Chron.com also hopes to draw visitors with an upcoming local search engine and directory, and an online classified service that will be free for lower-cost items, Weis said Tuesday.
Many online newspapers implemented registration requirements in the last five years, especially between 2000 and 2003--when the ad market was relatively weak and publishers had to persuade marketers that the online audience was worth reaching. But now that online advertising has picked up, some newspapers view attracting visitors as the biggest priority. Online ad revenues at newspaper sites in the third quarter soared to $518.9 million--a 26.7 percent increase from last year's third quarter, according to data released Tuesday by the Newspaper Association of America.
David Morgan, CEO of Tacoda--which provides behavioral targeting services to online newspapers including Chron.com--said he expects that other papers will also drop their registration requirements. "Sites like Houston Chronicle are finding an exploding demand for advertising on their pages, and so strategies that would restrict the size of their audience and the number of page views don't make sense any more," he said. "On balance, since the marketplace is growing so fast, most publishers are now focused on growing share and just increasing the amount of advertising and the volume they sell."
Rob Runett, an online publishing analyst with the Newspaper Association of America, added that a number of newspapers are experimenting with different online registration models--although, bu and large, papers are using some form of registration.

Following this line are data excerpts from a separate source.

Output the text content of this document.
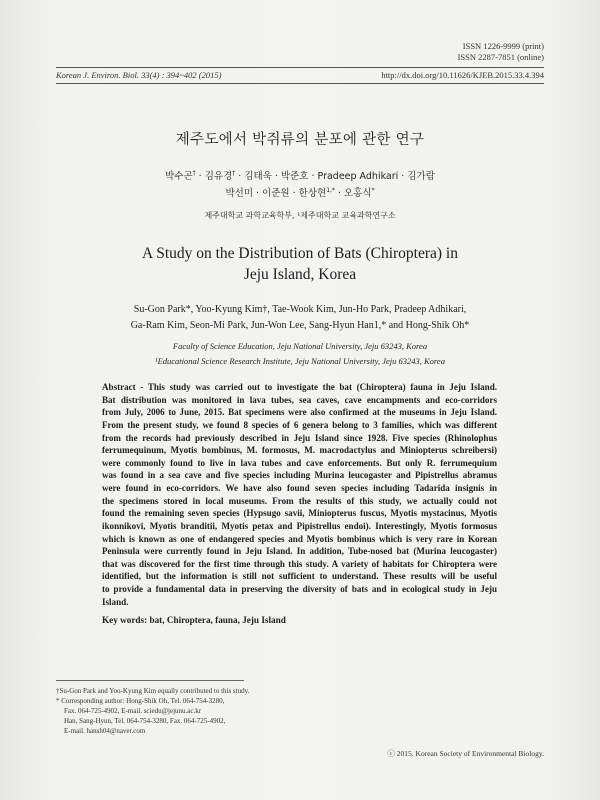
ISSN 1226-9999 (print)
ISSN 2287-7851 (online)
Korean J. Environ. Biol. 33(4) : 394~402 (2015)	http://dx.doi.org/10.11626/KJEB.2015.33.4.394
제주도에서 박쥐류의 분포에 관한 연구
박수곤† · 김유경† · 김태욱 · 박준호 · Pradeep Adhikari · 김가람
박선미 · 이준원 · 한상현$^{1,*}$ · 오홍식*
제주대학교 과학교육학부, ¹제주대학교 교육과학연구소
A Study on the Distribution of Bats (Chiroptera) in
Jeju Island, Korea
Su-Gon Park*, Yoo-Kyung Kim†, Tae-Wook Kim, Jun-Ho Park, Pradeep Adhikari,
Ga-Ram Kim, Seon-Mi Park, Jun-Won Lee, Sang-Hyun Han1,* and Hong-Shik Oh*
Faculty of Science Education, Jeju National University, Jeju 63243, Korea
¹Educational Science Research Institute, Jeju National University, Jeju 63243, Korea
Abstract - This study was carried out to investigate the bat (Chiroptera) fauna in Jeju Island.
Bat distribution was monitored in lava tubes, sea caves, cave encampments and eco-corridors
from July, 2006 to June, 2015. Bat specimens were also confirmed at the museums in Jeju Island.
From the present study, we found 8 species of 6 genera belong to 3 families, which was different
from the records had previously described in Jeju Island since 1928. Five species (Rhinolophus
ferrumequinum, Myotis bombinus, M. formosus, M. macrodactylus and Miniopterus schreibersi)
were commonly found to live in lava tubes and cave enforcements. But only R. ferrumequium
was found in a sea cave and five species including Murina leucogaster and Pipistrellus abramus
were found in eco-corridors. We have also found seven species including Tadarida insignis in
the specimens stored in local museums. From the results of this study, we actually could not
found the remaining seven species (Hypsugo savii, Miniopterus fuscus, Myotis mystacinus, Myotis
ikonnikovi, Myotis branditii, Myotis petax and Pipistrellus endoi). Interestingly, Myotis formosus
which is known as one of endangered species and Myotis bombinus which is very rare in Korean
Peninsula were currently found in Jeju Island. In addition, Tube-nosed bat (Murina leucogaster)
that was discovered for the first time through this study. A variety of habitats for Chiroptera were
identified, but the information is still not sufficient to understand. These results will be useful
to provide a fundamental data in preserving the diversity of bats and in ecological study in Jeju
Island.
Key words: bat, Chiroptera, fauna, Jeju Island
†Su-Gon Park and Yoo-Kyung Kim equally contributed to this study.
* Corresponding author: Hong-Shik Oh, Tel. 064-754-3280,
Fax. 064-725-4902, E-mail. sciedu@jejunu.ac.kr
Han, Sang-Hyun, Tel. 064-754-3280, Fax. 064-725-4902,
E-mail. hansh04@naver.com
ⓒ 2015. Korean Society of Environmental Biology.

One approach gaining steam, Runett said, is to let people access a threshold number of stories before asking for registration data. Another strategy is to give readers an incentive to register in exchange for certain types of interactive experiences, such as posting comments.
Before abolishing mandatory registration, Chron.com had, for one year, intercepted online readers after several page views and asked for personal information, including their names, addresses, dates of birth, and household income. Weis said that Chron.com quietly eliminated the registration requirement in May as part of a site redesign, and has since "seen a very steady increase, and in some cases a jump, in site traffic."
The paper didn't publicize the move until this week, when it posted a note to readers explaining the redesign and the site's new features. Registration is still required for certain offerings, including free access to the archives.
Weis added that the benefit from collecting data about every visitor didn't outweigh the fact that some visitors left the site rather than register. "While some advertisers are interested in that demographic information, we just didn't see the growth in monetizing that information that we would have thought we would see," he said. Besides, he added, "you can still build databases on behalf of advertisers ... without having your whole site have registration."